Activism has always been in my blood, and I always feel like I was born to serve society; it makes my heart fulfilled. A dilemma came up whether I would establish Green Network as a non-profit organization or a business. Based on my observations, I found the need to be independent and self-sustained in my mission. I needed to empower others without struggling myself due to my own lack of resources. I needed to be capable of helping the poor, the vulnerable, and the marginalized without relying 100% on grants and donations that were increasingly challenging to access even by non-profits. I wanted to make money that was halal in my belief so I could sleep well at night. In general, I was curious to test the idea of a new model of capitalism in which people, planet, and profit go hand in hand.
While I was thinking, I encountered an Instagram post by Ruben Hattari of Facebook Indonesia, which influenced my decision significantly. What he said in that post, “do what you love and learn to make money out of it” was an “AHA” moment to me. I was then convinced about what legal entity I would establish Green Network as. I decided to create a business instead of a non-profit organization. I set the bar that the business must be purpose-driven, in which the purpose will always be at the heart of our overall strategy, operations, and people.
Creating Shared Value (CSV)
I first learned about the concept of CSV from a one-semester elective module offered by the LKYSPP in the last semester of my MPP program. The module was Foreign Policy of Global Businesses. It was facilitated by the late DR. Roger Hayes of APCO, whom I learned a great deal from about the role that businesses could play to address the world’s wicked problems along with governments and civil society. Two Harvard Business School professors first introduced shared value, Michael E. Porter and Mark R. Kramer, in their 2011 seminal Harvard Business Review article, Creating Shared Value.
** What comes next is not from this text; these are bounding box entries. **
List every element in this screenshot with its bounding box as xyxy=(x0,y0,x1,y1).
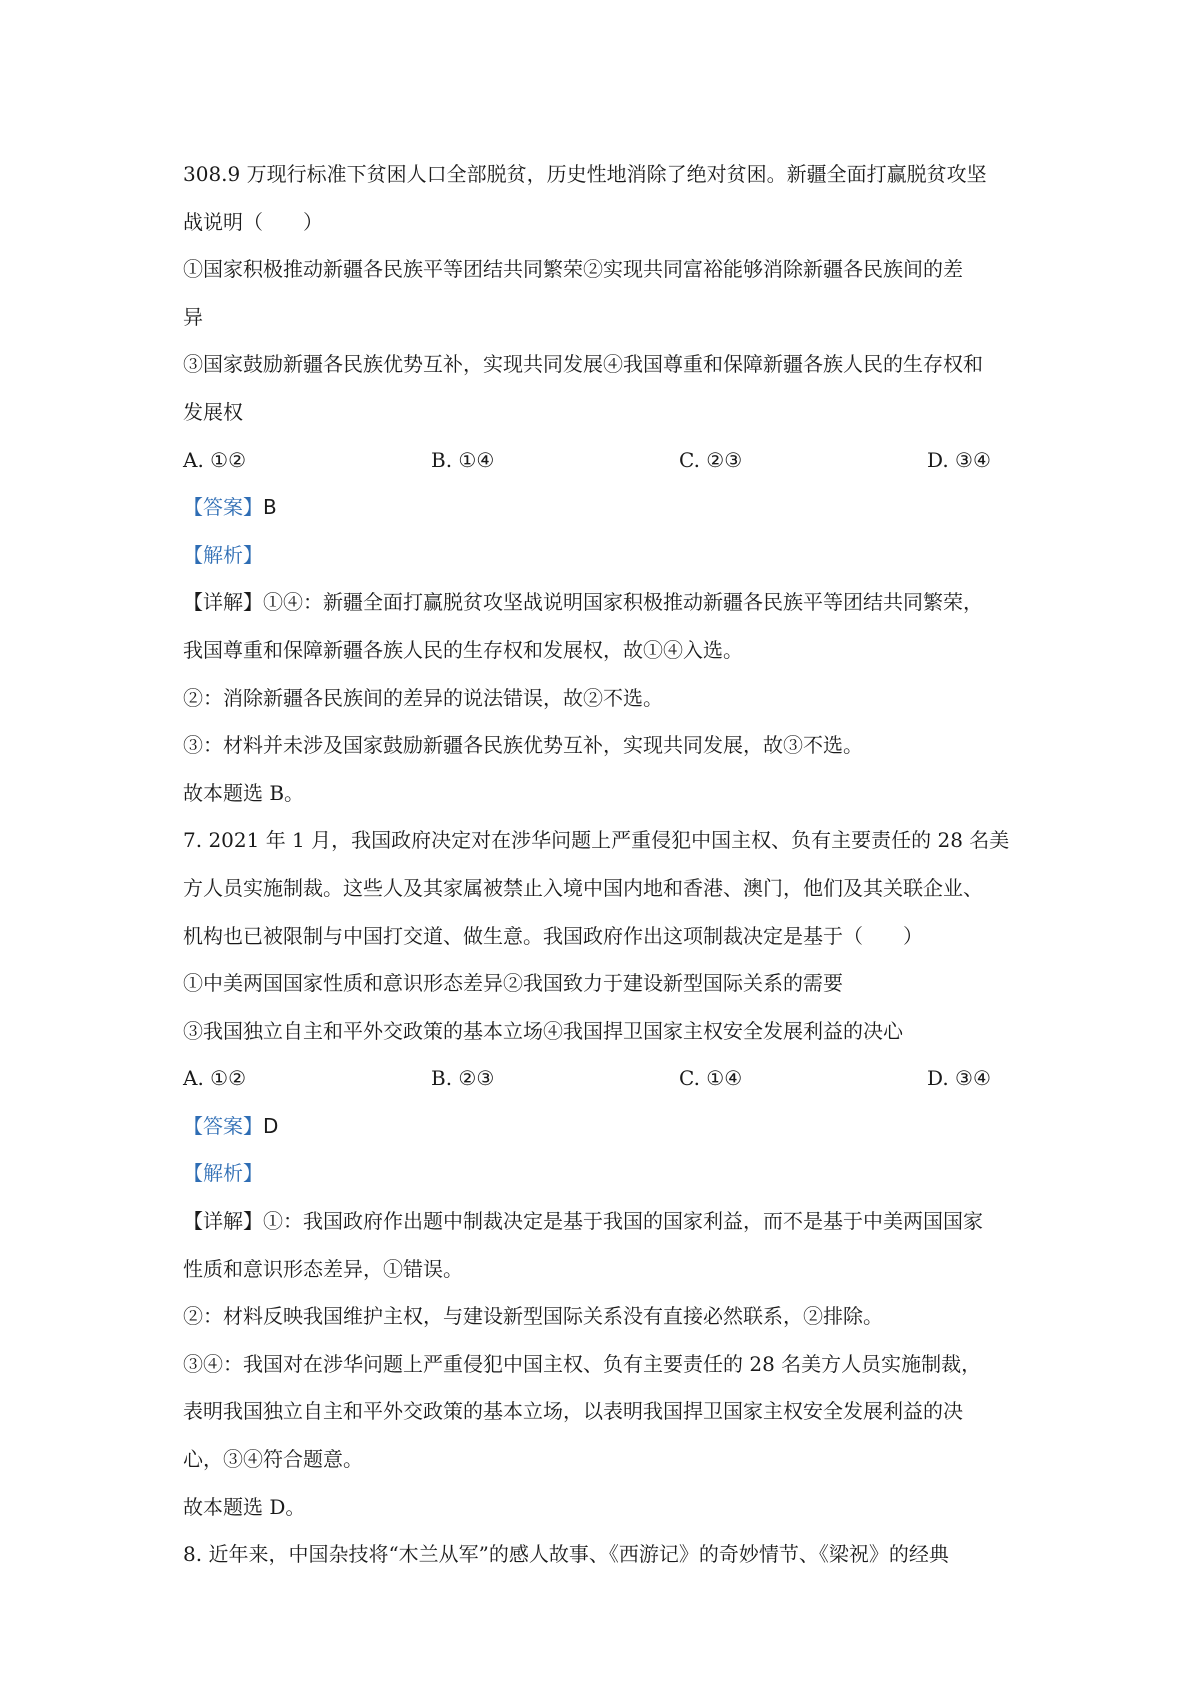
question-stem-line: 308.9 万现行标准下贫困人口全部脱贫，历史性地消除了绝对贫困。新疆全面打赢脱贫攻坚 xyxy=(183,162,987,186)
analysis-line xyxy=(183,1150,1033,1198)
question-7 xyxy=(183,817,1033,1531)
option-d: D. ③④ xyxy=(927,1066,991,1091)
answer-label: 【答案】 xyxy=(183,495,263,520)
detail-line: 我国尊重和保障新疆各族人民的生存权和发展权，故①④入选。 xyxy=(183,637,743,662)
option-a: A. ①② xyxy=(183,447,247,472)
option-c: C. ②③ xyxy=(679,447,743,472)
question-stem-line: 方人员实施制裁。这些人及其家属被禁止入境中国内地和香港、澳门，他们及其关联企业、 xyxy=(183,875,983,900)
detail-line: 表明我国独立自主和平外交政策的基本立场，以表明我国捍卫国家主权安全发展利益的决 xyxy=(183,1399,963,1424)
question-stem-line: 机构也已被限制与中国打交道、做生意。我国政府作出这项制裁决定是基于（ ） xyxy=(183,923,923,948)
option-b: B. ②③ xyxy=(431,1066,495,1091)
detail-line: 故本题选 D。 xyxy=(183,1494,306,1519)
detail-line: 故本题选 B。 xyxy=(183,780,305,805)
detail-line: 【详解】①④：新疆全面打赢脱贫攻坚战说明国家积极推动新疆各民族平等团结共同繁荣， xyxy=(183,590,983,615)
question-6 xyxy=(183,151,1033,817)
option-c: C. ①④ xyxy=(679,1066,743,1091)
question-stem-line: 8. 近年来，中国杂技将“木兰从军”的感人故事、《西游记》的奇妙情节、《梁祝》的经典 xyxy=(183,1542,949,1567)
statement-line: ③国家鼓励新疆各民族优势互补，实现共同发展④我国尊重和保障新疆各族人民的生存权和 xyxy=(183,352,983,377)
answer-line xyxy=(183,1103,1033,1151)
question-stem-line: 战说明（ ） xyxy=(183,209,323,234)
detail-line: 性质和意识形态差异，①错误。 xyxy=(183,1256,463,1281)
answer-label: 【答案】 xyxy=(183,1113,263,1138)
question-stem-line: 7. 2021 年 1 月，我国政府决定对在涉华问题上严重侵犯中国主权、负有主要责任的 28 名美 xyxy=(183,828,1010,853)
option-d: D. ③④ xyxy=(927,447,991,472)
analysis-label: 【解析】 xyxy=(183,542,263,567)
analysis-line xyxy=(183,532,1033,580)
detail-line: 【详解】①：我国政府作出题中制裁决定是基于我国的国家利益，而不是基于中美两国国家 xyxy=(183,1209,983,1234)
page-content xyxy=(183,151,1033,1579)
option-a: A. ①② xyxy=(183,1066,247,1091)
statement-line: 异 xyxy=(183,304,203,329)
statement-line: ③我国独立自主和平外交政策的基本立场④我国捍卫国家主权安全发展利益的决心 xyxy=(183,1018,903,1043)
statement-line: 发展权 xyxy=(183,399,243,424)
detail-line: ③④：我国对在涉华问题上严重侵犯中国主权、负有主要责任的 28 名美方人员实施制裁， xyxy=(183,1351,982,1376)
detail-line: ②：消除新疆各民族间的差异的说法错误，故②不选。 xyxy=(183,685,663,710)
detail-line: ②：材料反映我国维护主权，与建设新型国际关系没有直接必然联系，②排除。 xyxy=(183,1304,883,1329)
detail-line: 心，③④符合题意。 xyxy=(183,1447,363,1472)
answer-line xyxy=(183,484,1033,532)
answer-options xyxy=(183,437,1033,485)
answer-value: B xyxy=(263,495,277,520)
answer-value: D xyxy=(263,1113,279,1138)
statement-line: ①国家积极推动新疆各民族平等团结共同繁荣②实现共同富裕能够消除新疆各民族间的差 xyxy=(183,257,963,282)
answer-options xyxy=(183,1055,1033,1103)
analysis-label: 【解析】 xyxy=(183,1161,263,1186)
question-8 xyxy=(183,1531,1033,1579)
detail-line: ③：材料并未涉及国家鼓励新疆各民族优势互补，实现共同发展，故③不选。 xyxy=(183,733,863,758)
option-b: B. ①④ xyxy=(431,447,495,472)
statement-line: ①中美两国国家性质和意识形态差异②我国致力于建设新型国际关系的需要 xyxy=(183,971,843,996)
That’s what we want to practice at Green Network; to create an ecosystem of shared value for sustainable development.
While CSR has made a social impact to some extent as I personally have benefited from, businesses need to pursue the next level of creating social impact beyond compliance, charity, and philanthropy. This can be done by transforming their thinking to be purpose-driven and move that purpose into action by creating shared value in their respective business areas or areas that they find very important.
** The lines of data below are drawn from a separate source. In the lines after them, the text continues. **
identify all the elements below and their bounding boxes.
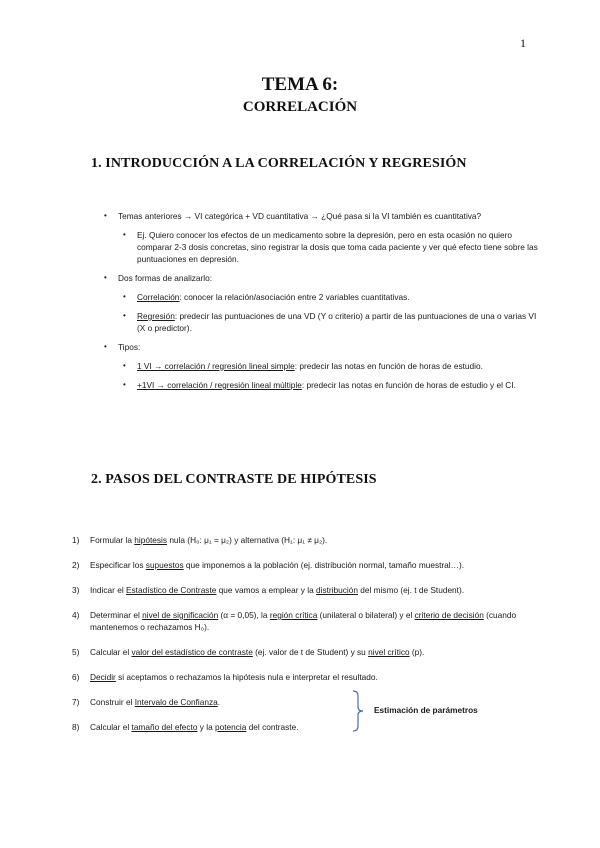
list-item	[123, 291, 544, 303]
step-keyword: región crítica	[269, 610, 318, 620]
page-title: TEMA 6:	[261, 74, 339, 95]
list-item	[123, 360, 544, 372]
step-text: nula (H₀: μ₁ = μ₂) y alternativa (H₁: μ₁ ≠ μ₂).	[167, 535, 328, 545]
list-item	[72, 671, 542, 683]
step-text: Construir el	[90, 697, 135, 707]
step-keyword: tamaño del efecto	[131, 722, 198, 732]
step-keyword: Decidir	[90, 672, 116, 682]
step-keyword: potencia	[215, 722, 247, 732]
step-number: 3)	[72, 585, 80, 595]
bullet-text: Dos formas de analizarlo:	[118, 273, 213, 283]
step-keyword: Estadístico de Contraste	[125, 585, 217, 595]
bullet-text: Temas anteriores → VI categórica + VD cuantitativa → ¿Qué pasa si la VI también es cuantitativa?	[118, 211, 482, 221]
bullet-icon: •	[123, 380, 126, 389]
step-keyword: criterio de decisión	[414, 610, 484, 620]
step-number: 5)	[72, 647, 80, 657]
steps-list	[72, 534, 542, 733]
step-text: que imponemos a la población (ej. distribución normal, tamaño muestral…).	[183, 560, 465, 570]
step-text: del mismo (ej. t de Student).	[357, 585, 465, 595]
step-text: del contraste.	[246, 722, 299, 732]
list-item	[123, 229, 544, 265]
bullet-text: Ej. Quiero conocer los efectos de un medicamento sobre la depresión, pero en esta ocasión no quiero comparar 2-3 dosis concretas, sino registrar la dosis que toma cada paciente y ver qué efecto tiene sobre las puntuaciones en depresión.	[137, 230, 538, 264]
intro-bullet-list	[104, 210, 544, 398]
term-regresion: Regresión	[137, 311, 175, 321]
list-item	[72, 584, 542, 596]
step-text: Especificar los	[90, 560, 146, 570]
bullet-icon: •	[123, 292, 126, 301]
list-item	[104, 272, 544, 284]
step-keyword: hipótesis	[134, 535, 168, 545]
step-text: (cuando mantenemos o rechazamos H₀).	[90, 610, 517, 632]
step-text: (p).	[409, 647, 425, 657]
page-number: 1	[520, 36, 526, 50]
bullet-icon: •	[104, 342, 107, 351]
list-item	[72, 534, 542, 546]
step-keyword: distribución	[316, 585, 358, 595]
list-item	[123, 310, 544, 334]
bullet-text: : predecir las puntuaciones de una VD (Y o criterio) a partir de las puntuaciones de una o varias VI (X o predictor).	[137, 311, 537, 333]
step-keyword: nivel de significación	[142, 610, 219, 620]
list-item	[72, 559, 542, 571]
step-text: y la	[197, 722, 216, 732]
list-item	[72, 721, 542, 733]
step-text: si aceptamos o rechazamos la hipótesis nula e interpretar el resultado.	[115, 672, 378, 682]
step-number: 2)	[72, 560, 80, 570]
step-number: 6)	[72, 672, 80, 682]
step-text: Determinar el	[90, 610, 143, 620]
step-text: Calcular el	[90, 647, 132, 657]
estimation-label: Estimación de parámetros	[374, 705, 478, 715]
step-text: Formular la	[90, 535, 135, 545]
step-text: .	[217, 697, 221, 707]
bullet-text: : predecir las notas en función de horas de estudio.	[294, 361, 483, 371]
bullet-icon: •	[104, 211, 107, 220]
bullet-icon: •	[123, 361, 126, 370]
step-text: (unilateral o bilateral) y el	[317, 610, 415, 620]
section-2-heading: 2. PASOS DEL CONTRASTE DE HIPÓTESIS	[91, 472, 377, 487]
section-1-heading: 1. INTRODUCCIÓN A LA CORRELACIÓN Y REGRESIÓN	[91, 156, 467, 171]
step-number: 1)	[72, 535, 80, 545]
step-text: Indicar el	[90, 585, 126, 595]
list-item	[104, 210, 544, 222]
step-keyword: valor del estadístico de contraste	[131, 647, 253, 657]
step-text: (α = 0,05), la	[218, 610, 270, 620]
term-multiple: +1VI → correlación / regresión lineal múltiple	[137, 380, 302, 390]
bullet-icon: •	[104, 273, 107, 282]
list-item	[123, 379, 544, 391]
step-keyword: supuestos	[145, 560, 184, 570]
curly-brace-icon	[351, 690, 365, 732]
bullet-text: : predecir las notas en función de horas de estudio y el CI.	[301, 380, 516, 390]
bullet-text: : conocer la relación/asociación entre 2 variables cuantitativas.	[179, 292, 410, 302]
page-subtitle: CORRELACIÓN	[242, 99, 358, 115]
step-number: 7)	[72, 697, 80, 707]
step-text: (ej. valor de t de Student) y su	[252, 647, 369, 657]
list-item	[72, 609, 542, 633]
step-keyword: Intervalo de Confianza	[134, 697, 218, 707]
term-simple: 1 VI → correlación / regresión lineal simple	[137, 361, 295, 371]
step-number: 4)	[72, 610, 80, 620]
term-correlacion: Correlación	[137, 292, 180, 302]
step-text: que vamos a emplear y la	[216, 585, 317, 595]
step-number: 8)	[72, 722, 80, 732]
bullet-icon: •	[123, 230, 126, 239]
step-keyword: nivel crítico	[368, 647, 410, 657]
list-item	[72, 646, 542, 658]
bullet-text: Tipos:	[118, 342, 141, 352]
list-item	[104, 341, 544, 353]
step-text: Calcular el	[90, 722, 132, 732]
bullet-icon: •	[123, 311, 126, 320]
The narrow conception of capitalism, as Professors Michael E. Porter and Mark R. Kramer put it, has created massive exploitation and destruction for short-term profit maximization at the expense of people and the planet. As one humanity, we all are facing unprecedented challenges of the climate crisis, COVID-19 pandemic, biodiversity loss, natural resources depletion, and inequalities, to name a few that are catastrophic to all of us on Earth. Creating shared value has offered tremendous opportunities for businesses to play an active role as “agents of social change” by solving problems in society through solutions embedded at the core of their businesses that are economically profitable and socially valuable.
Green Network has reached this level of awareness. We want to help promote the notion that businesses must be a force for good altogether with governments and civil society. That’s why businesses need to transform their policies and practices. The world has witnessed that government and civil society initiatives alone could not tackle the wicked problems that threaten humanity. I believe that integrating businesses into our collective efforts is the only solution to fill the gap. Companies undeniably have been a big part of the problem. It is time they step up to play a role. We want to prove that notion and start from ourselves while advocating for others with our knowledge, skills, and expertise.